There is a need for retaining at least the ability of the prior art to provide a precise digital measure of the sensed parameter and also to accomplish the measurement more economically in terms of hardware complexity, reliability, and cost. In the prior art, the quantizing pulses are counted up or down depending upon whether the pulse width modulated square wave produces positive or negative feed back currents for the sensor torquer; that is, the counter counts negatively during the first half cycle of the ramp frequency after the gyro signal is compared with the ramp, or it counts positively during the second half cycle before such comparison. A disadvantage of using this technique is that it requires an up-down counter, which is larger and more expensive than a simple one way counter and requires more complex logic circuits. Also, the prior art does not account for the effects of finite rise and fall times or for any over-shoots of the current supplied to the torquer or in controlling his counter.
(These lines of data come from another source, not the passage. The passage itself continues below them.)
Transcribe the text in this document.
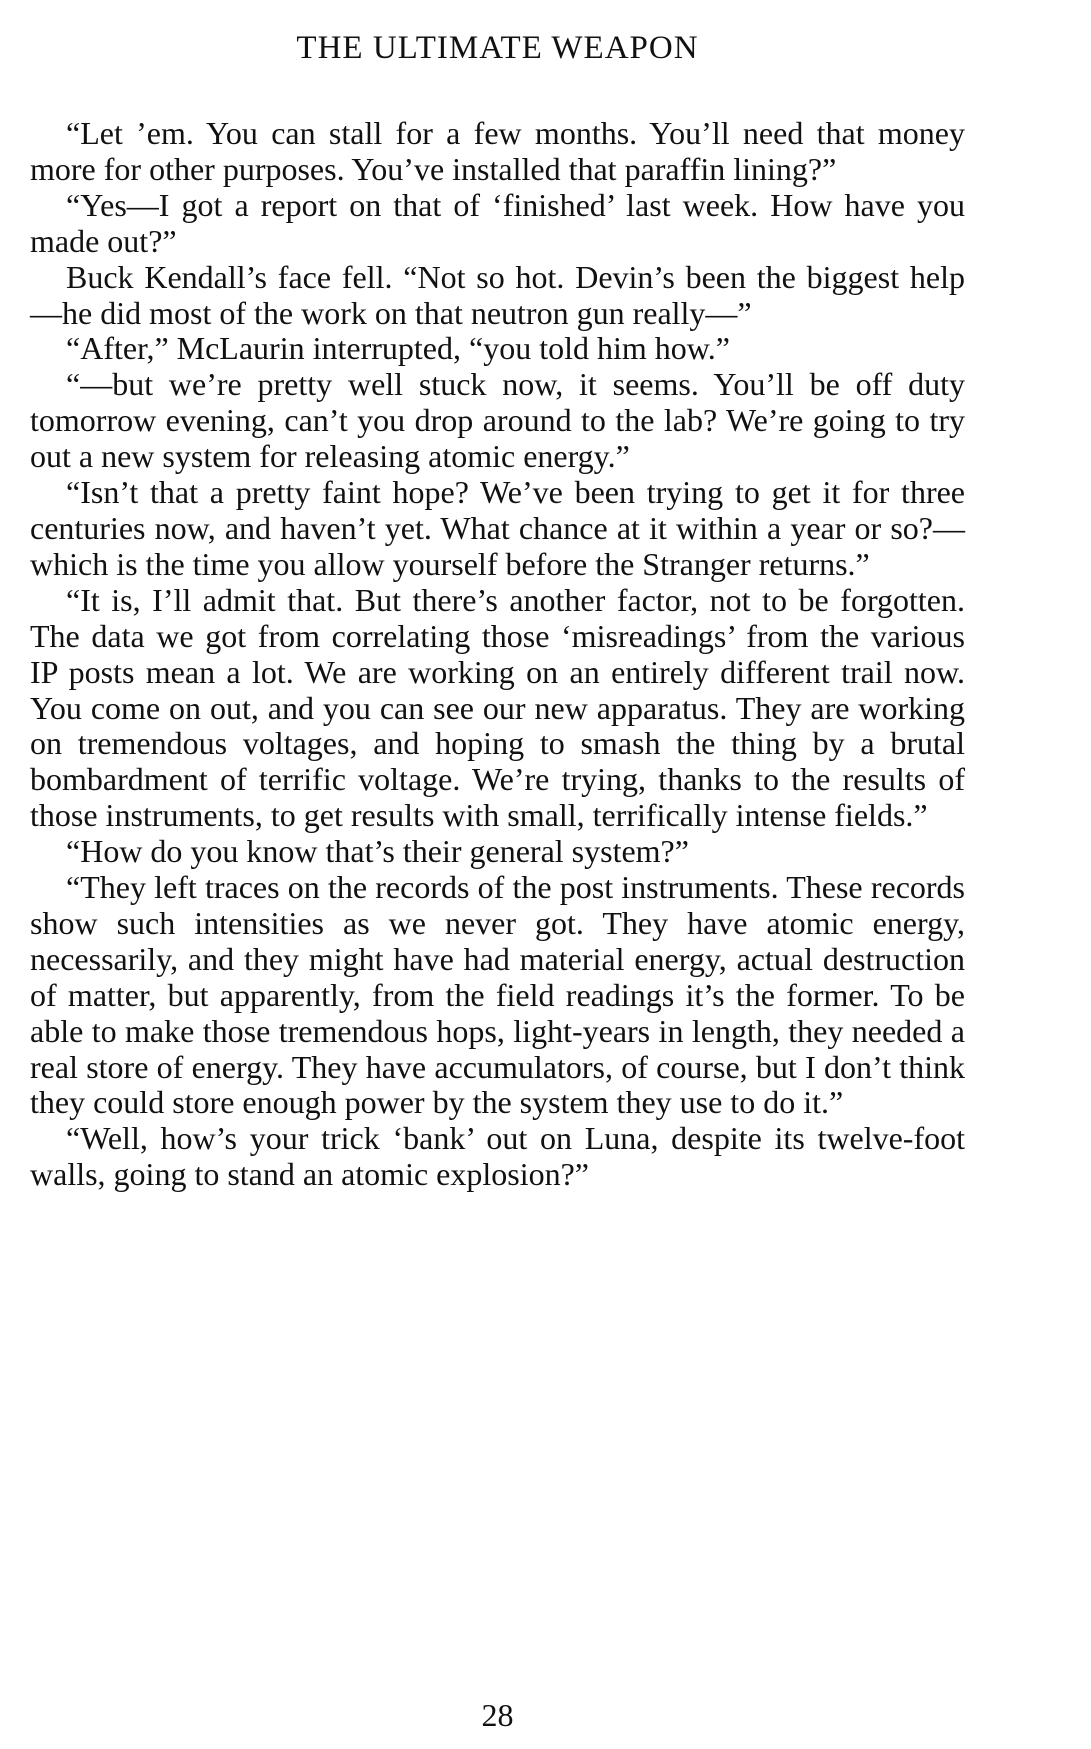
THE ULTIMATE WEAPON

“Let ’em. You can stall for a few months. You’ll need that money more for other purposes. You’ve installed that paraffin lining?”

“Yes—I got a report on that of ‘finished’ last week. How have you made out?”

Buck Kendall’s face fell. “Not so hot. Devin’s been the biggest help—he did most of the work on that neutron gun really—”

“After,” McLaurin interrupted, “you told him how.”

“—but we’re pretty well stuck now, it seems. You’ll be off duty tomorrow evening, can’t you drop around to the lab? We’re going to try out a new system for releasing atomic energy.”

“Isn’t that a pretty faint hope? We’ve been trying to get it for three centuries now, and haven’t yet. What chance at it within a year or so?—which is the time you allow yourself before the Stranger returns.”

“It is, I’ll admit that. But there’s another factor, not to be forgotten. The data we got from correlating those ‘misreadings’ from the various IP posts mean a lot. We are working on an entirely different trail now. You come on out, and you can see our new apparatus. They are working on tremendous voltages, and hoping to smash the thing by a brutal bombardment of terrific voltage. We’re trying, thanks to the results of those instruments, to get results with small, terrifically intense fields.”

“How do you know that’s their general system?”

“They left traces on the records of the post instruments. These records show such intensities as we never got. They have atomic energy, necessarily, and they might have had material energy, actual destruction of matter, but apparently, from the field readings it’s the former. To be able to make those tremendous hops, light-years in length, they needed a real store of energy. They have accumulators, of course, but I don’t think they could store enough power by the system they use to do it.”

“Well, how’s your trick ‘bank’ out on Luna, despite its twelve-foot walls, going to stand an atomic explosion?”

28
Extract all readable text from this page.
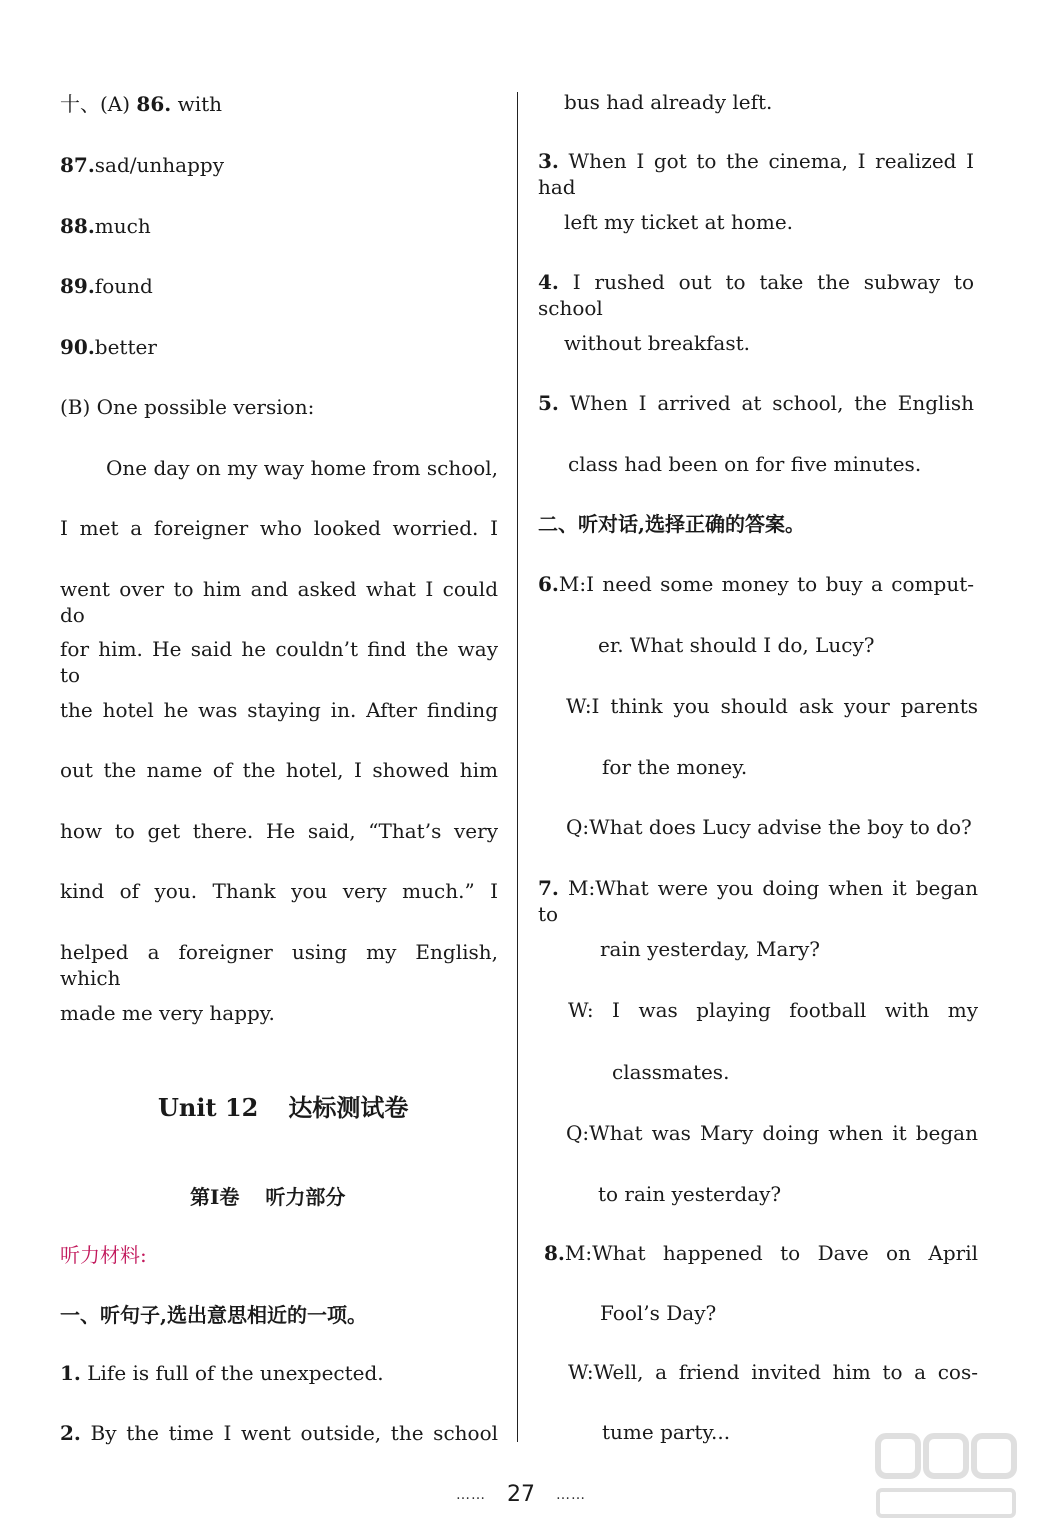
十、(A) 86. with
87.sad/unhappy
88.much
89.found
90.better
(B) One possible version:
One day on my way home from school,
I met a foreigner who looked worried. I
went over to him and asked what I could do
for him. He said he couldn’t find the way to
the hotel he was staying in. After finding
out the name of the hotel, I showed him
how to get there. He said, “That’s very
kind of you. Thank you very much.” I
helped a foreigner using my English, which
made me very happy.
Unit 12 达标测试卷
第Ⅰ卷 听力部分
听力材料:
一、听句子,选出意思相近的一项。
1. Life is full of the unexpected.
2. By the time I went outside, the school
bus had already left.
3. When I got to the cinema, I realized I had
left my ticket at home.
4. I rushed out to take the subway to school
without breakfast.
5. When I arrived at school, the English
class had been on for five minutes.
二、听对话,选择正确的答案。
6.M:I need some money to buy a comput-
er. What should I do, Lucy?
W:I think you should ask your parents
for the money.
Q:What does Lucy advise the boy to do?
7. M:What were you doing when it began to
rain yesterday, Mary?
W: I was playing football with my
classmates.
Q:What was Mary doing when it began
to rain yesterday?
8.M:What happened to Dave on April
Fool’s Day?
W:Well, a friend invited him to a cos-
tume party...
…… 27 ……
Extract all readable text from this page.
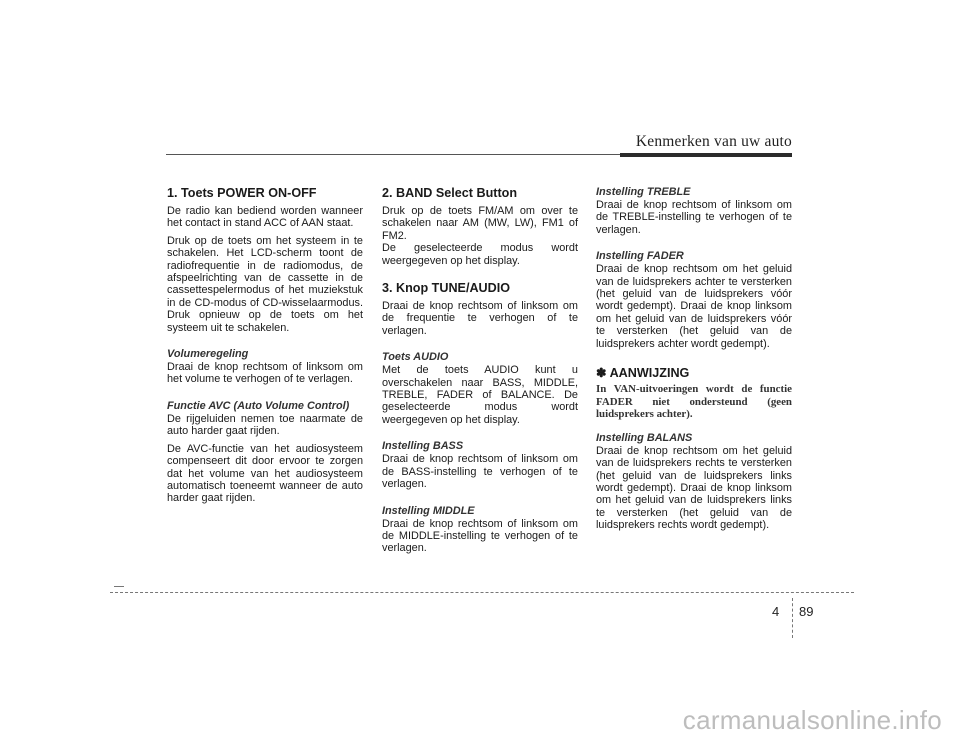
Kenmerken van uw auto
1. Toets POWER ON-OFF

De radio kan bediend worden wanneer het contact in stand ACC of AAN staat.

Druk op de toets om het systeem in te schakelen. Het LCD-scherm toont de radiofrequentie in de radiomodus, de afspeelrichting van de cassette in de cassettespelermodus of het muziekstuk in de CD-modus of CD-wisselaarmodus. Druk opnieuw op de toets om het systeem uit te schakelen.

Volumeregeling

Draai de knop rechtsom of linksom om het volume te verhogen of te verlagen.

Functie AVC (Auto Volume Control)

De rijgeluiden nemen toe naarmate de auto harder gaat rijden.

De AVC-functie van het audiosysteem compenseert dit door ervoor te zorgen dat het volume van het audiosysteem automatisch toeneemt wanneer de auto harder gaat rijden.

2. BAND Select Button

Druk op de toets FM/AM om over te schakelen naar AM (MW, LW), FM1 of FM2.

De geselecteerde modus wordt weergegeven op het display.

3. Knop TUNE/AUDIO

Draai de knop rechtsom of linksom om de frequentie te verhogen of te verlagen.

Toets AUDIO

Met de toets AUDIO kunt u overschakelen naar BASS, MIDDLE, TREBLE, FADER of BALANCE. De geselecteerde modus wordt weergegeven op het display.

Instelling BASS

Draai de knop rechtsom of linksom om de BASS-instelling te verhogen of te verlagen.

Instelling MIDDLE

Draai de knop rechtsom of linksom om de MIDDLE-instelling te verhogen of te verlagen.

Instelling TREBLE

Draai de knop rechtsom of linksom om de TREBLE-instelling te verhogen of te verlagen.

Instelling FADER

Draai de knop rechtsom om het geluid van de luidsprekers achter te versterken (het geluid van de luidsprekers vóór wordt gedempt). Draai de knop linksom om het geluid van de luidsprekers vóór te versterken (het geluid van de luidsprekers achter wordt gedempt).

✽ AANWIJZING

In VAN-uitvoeringen wordt de functie FADER niet ondersteund (geen luidsprekers achter).

Instelling BALANS

Draai de knop rechtsom om het geluid van de luidsprekers rechts te versterken (het geluid van de luidsprekers links wordt gedempt). Draai de knop linksom om het geluid van de luidsprekers links te versterken (het geluid van de luidsprekers rechts wordt gedempt).

4 89
carmanualsonline.info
Accordingly, the counter output may not precisely represent the actual torque applied to the gyro and the resulting rate measure. In the Roantree patent, high-low mode detection and switching is based on the state of a clocked comparator output responsive to the gyro error signal, with respect to high and low rate strobe pulses. Also, since high-low determination is performed every ramp cycle, it necessitates hardware hysteresis or a time delay provided by a pulse delaying counter. Furthermore, the current supplied to the gyro torquer in this high rate mode may not be accurate, as it includes the uncertainties associated with the off-set voltages of an on-state switching device.